そもそも、充電しながら電話やメールを使ったりすると傷む時点で、携帯電話の電池には問題があると言わざるを得ない――充電中に電話がかかってきたら、充電を止めなければならないからだ。
というよりそれがはっきりわかっているのに携帯電話本体を使わないと電池に充電出来ない仕様を十年以上も続けている、携帯電話のキャリアの態度にこそ問題の根幹があると思うのだが――携帯電話会社が即座に導入を検討しなければならないのはなにもしていなくても突然火を噴く粗悪な電池を使っている林檎ではなく、バッテリーパック単体で利用可能な充電器だ。
まあ結局のところなにが悪いって、機種が変わるだけでバッテリーをバラバラにしているメーカーの姿勢に問題があるのだが。みんな同じ規格で作れば、もっと値段も下がるし充電器だって作り易いだろう。

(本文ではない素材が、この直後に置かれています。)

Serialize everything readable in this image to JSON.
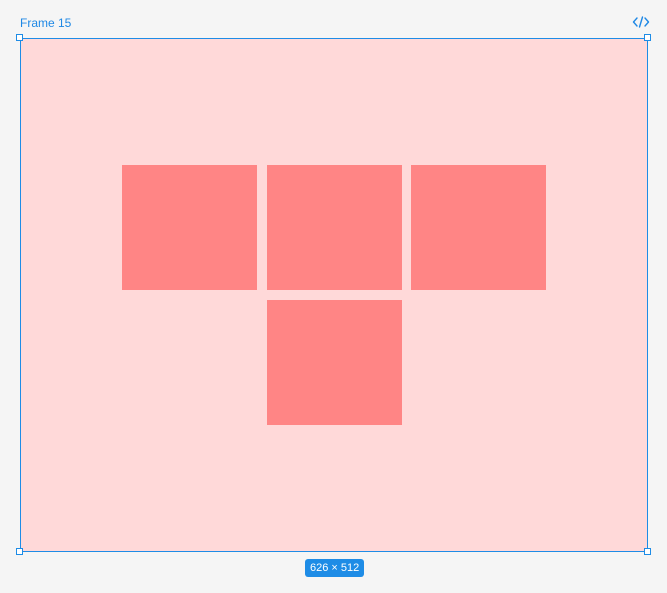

そんなことを考えながら、アルカードはテレビ台の上に置いてあった携帯電話を取り上げた。電力不足で自動でシャットダウンしていた携帯電話の電源を入れると、メールの着信がすぐにあった――時々メールの着信が(アルカードが更新している店のホームページの自動配信も含めて)数件あるのだが、それらとは時間帯が違う。
メールは不在着信通知だった。神城恭輔、忠信にデルチャ、陽輔。凛と蘭の携帯電話からの着信もある。先ほどの時点で百五十件を超えていた不在着信が、二百十三まで増えていた。
「電話しすぎだろ」 ぼやいて、アルカードはデルチャの番号を呼び出した。
孝輔のほうにも子供たちが行方不明になった知らせは入っているだろうが、彼は官僚なのでこちらから電話をかけても出られる可能性は低い――この時間だと、国会が開催されているからだ。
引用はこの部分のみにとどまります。